Start-up data player Iguazio is named in reference to – and with reverence for – the Igauzu Falls that lie along the Brazilian-Argentian border.
Meaning: big water | iguazio = iguazu+io | Pronounced: ee-gwa-zee-o
The company specializes in what it calls continuous (data) analytics. So this technology performs big data number-crunching, driven by a software engine designed to ‘drink from the firehose’ of constantly produced data emanating from devices that are always on.
The link to the always-on nature of the sensors, monitors and systems in the Internet of Things (IoT) is not hard to make.
Data is food, an analogy
What Iguazio has done is to engineer its data analytics engine with a big mouth and lots of differently shaped teeth. In this way, it has massive data ingestion capabilities, a complex data pipeline to feed from (food coming from different directions in different shapes and sizes, if you will run with the analogy), as well as a huge data integration task to deal with most of the time (this is chewing and food mastication before swallowing, obviously).
While our food and eating analogy might (arguably) be a much better way to explain what Iguazio does, the waterfall analogy obviously works well, too. And besides, if the company had used the massive food theme, it would have had to call itself Data-FatBoy… and that would just be silly.
The company says its real-time continuous analytics platform reduces time-to-insight from hours to seconds, eliminating data pipeline complexities, while seamlessly integrating with Apache Spark and Kubernetes. We know that Iguazio ingests, enriches, analyzes and serves data from one single software base – or a ‘unified platform’, as marketing people like to say.
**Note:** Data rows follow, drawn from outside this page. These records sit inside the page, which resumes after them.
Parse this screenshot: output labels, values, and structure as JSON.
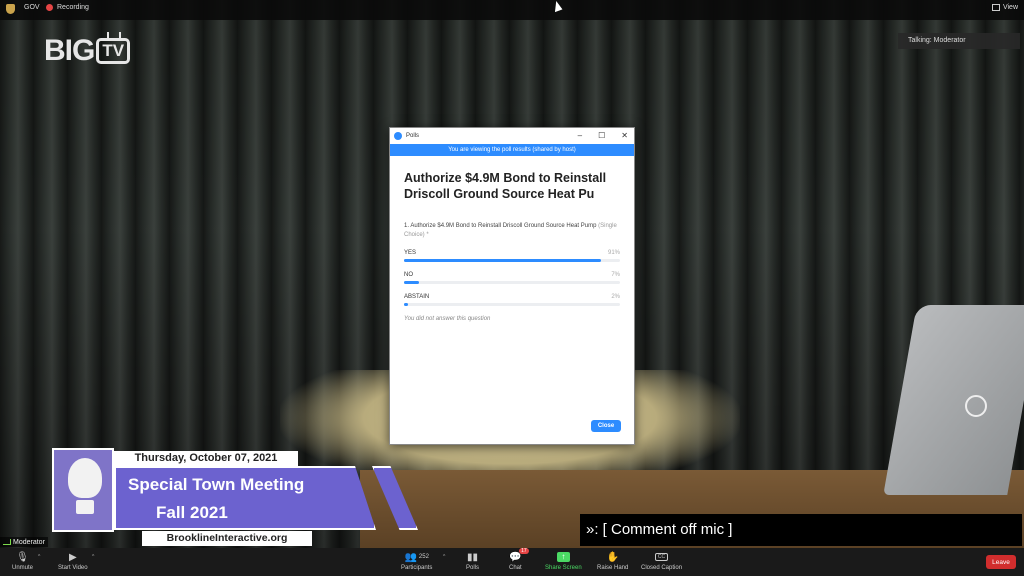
{
  "topbar": {
    "gov_label": "GOV",
    "recording_label": "Recording",
    "view_label": "View"
  },
  "logo": {
    "big": "BIG",
    "tv": "TV"
  },
  "talking": "Talking: Moderator",
  "poll": {
    "window_title": "Polls",
    "banner": "You are viewing the poll results (shared by host)",
    "title": "Authorize $4.9M Bond to Reinstall Driscoll Ground Source Heat Pu",
    "question": "1. Authorize $4.9M Bond to Reinstall Driscoll Ground Source Heat Pump",
    "question_type": "(Single Choice) *",
    "options": [
      {
        "label": "YES",
        "percent_label": "91%",
        "percent": 91
      },
      {
        "label": "NO",
        "percent_label": "7%",
        "percent": 7
      },
      {
        "label": "ABSTAIN",
        "percent_label": "2%",
        "percent": 2
      }
    ],
    "no_answer": "You did not answer this question",
    "close_label": "Close",
    "accent_color": "#2d8cff"
  },
  "lower_third": {
    "date": "Thursday, October 07, 2021",
    "title_line1": "Special Town Meeting",
    "title_line2": "Fall 2021",
    "url": "BrooklineInteractive.org",
    "accent_color": "#6c62cf"
  },
  "caption": "»:  [ Comment off mic ]",
  "speaker_tag": "Moderator",
  "toolbar": {
    "unmute": "Unmute",
    "start_video": "Start Video",
    "participants": "Participants",
    "participants_count": "252",
    "polls": "Polls",
    "chat": "Chat",
    "chat_badge": "17",
    "share_screen": "Share Screen",
    "raise_hand": "Raise Hand",
    "closed_caption": "Closed Caption",
    "cc_icon_text": "CC",
    "leave": "Leave"
  }
}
New data + historical context
“To remain competitive, enterprises need to act upon business insights that are continuously generated from data collected from multiple sources and enriched with historical context,” says Asaf Somekh, Iguazio CEO.
“Iguazio works with this constant flow of fresh data from streaming sources, blends it with previous insights and historical data from multiple repositories and generates fresh insights that can be viewed in an interactive dashboard for actions and insights.”
Somekh insists that continuous analytics allows for information to be generated with sub-second granularity. It is, essentially, a complete rethink of the traditional data pipeline, where data is collected into static files and logs and processed later in a multi-stage approach.
Read more: The rise of the IoT ‘megatrends’
Why stateless analytics matters
Iguazio integrates with the open source frameworks of Spark and Kubernetes to help create ‘stateless analytics services’ and data processing tasks. This matters, because stateless (as opposed to stateful) computer procedures describe those functions where the machine is specifically programmed not to remember preceding user interactions, related data sets or other outside element data events.
The use of stateless analytics services can be useful in IoT data analytics, when we want to segment out data blocks to examine individual components of a complete architecture, without necessarily being tied to their relationships with the total universe of data, devices and management layers within which they exist.
As WhatIs from TechTarget very beautifully puts it, “Most computers, human beings and elephants are stateful.” But sometimes the IoT shouldn’t be like any of those things in order to do its job well.